Il transféra encore tous les hommes vigoureux, au nombre de sept mille, les ouvriers et les lapidaires au nombre de mille, tous les hommes courageux et guerriers; et le roi de Babylone les emmena captifs à Babylone.
17 En de koning van Babel maakte Mattanja, deszelfs oom, koning in plaats van hem, en veranderde zijn naam in Zedekia.
Il établit, en la place de Joachin, Matthanias son oncle, et il lui imposa le nom de Sédécias.
18 Zedekia was een en twintig jaren oud, als hij koning werd, en hij regeerde elf jaren te Jeruzalem; en de naam zijner moeder was Hamutal, een dochter van Jeremia, van Libna.
Sédécias avait vingt-un ans d’âge lorsqu’il commença à régner, et il régna onze ans à Jérusalem: le nom de sa mère était Amital, fille de Jérémie, de Lobna.

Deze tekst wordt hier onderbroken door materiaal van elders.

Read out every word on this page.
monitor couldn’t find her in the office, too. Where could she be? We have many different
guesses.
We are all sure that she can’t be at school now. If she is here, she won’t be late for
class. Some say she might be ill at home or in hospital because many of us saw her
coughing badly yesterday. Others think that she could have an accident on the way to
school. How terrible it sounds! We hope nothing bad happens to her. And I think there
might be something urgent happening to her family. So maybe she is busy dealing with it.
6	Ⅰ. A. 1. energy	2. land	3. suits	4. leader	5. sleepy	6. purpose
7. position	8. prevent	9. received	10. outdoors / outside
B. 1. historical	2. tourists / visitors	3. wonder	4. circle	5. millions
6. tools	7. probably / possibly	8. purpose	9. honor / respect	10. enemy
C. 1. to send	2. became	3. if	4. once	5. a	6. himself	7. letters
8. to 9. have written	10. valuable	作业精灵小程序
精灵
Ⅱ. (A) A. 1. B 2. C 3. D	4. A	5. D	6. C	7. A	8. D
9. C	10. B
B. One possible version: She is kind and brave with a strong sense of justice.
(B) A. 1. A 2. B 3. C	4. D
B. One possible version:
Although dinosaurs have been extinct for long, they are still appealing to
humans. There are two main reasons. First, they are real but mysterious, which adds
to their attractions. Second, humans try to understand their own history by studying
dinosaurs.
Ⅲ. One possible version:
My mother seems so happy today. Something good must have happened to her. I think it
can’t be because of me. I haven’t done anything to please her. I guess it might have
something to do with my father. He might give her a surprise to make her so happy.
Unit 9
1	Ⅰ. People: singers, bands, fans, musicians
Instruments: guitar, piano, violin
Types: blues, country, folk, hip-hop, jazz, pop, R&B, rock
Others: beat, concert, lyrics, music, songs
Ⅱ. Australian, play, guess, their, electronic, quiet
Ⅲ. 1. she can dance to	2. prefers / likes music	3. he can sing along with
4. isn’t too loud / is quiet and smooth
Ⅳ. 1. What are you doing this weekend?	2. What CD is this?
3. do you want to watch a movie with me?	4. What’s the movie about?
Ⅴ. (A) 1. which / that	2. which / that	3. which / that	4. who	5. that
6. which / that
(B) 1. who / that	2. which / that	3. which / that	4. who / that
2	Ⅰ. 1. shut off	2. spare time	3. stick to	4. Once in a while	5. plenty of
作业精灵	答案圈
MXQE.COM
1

19 En hij deed dat kwaad was in de ogen des HEEREN, naar alles, wat Jojakim gedaan had.
Et il fit le mal devant le Seigneur, selon tout ce qu’avait fait Joakim.
20 Want het geschiedde, om den toorn des HEEREN tegen Jeruzalem en tegen Juda, totdat Hij hen van Zijn aangezicht weggeworpen had. En Zedekia rebelleerde tegen den koning van Babel.
Car le Seigneur s’irritait contre Jérusalem et contre Juda, jusqu’à ce qu’il les rejetât de devant sa face; et Sédécias se détacha du roi de Babylone.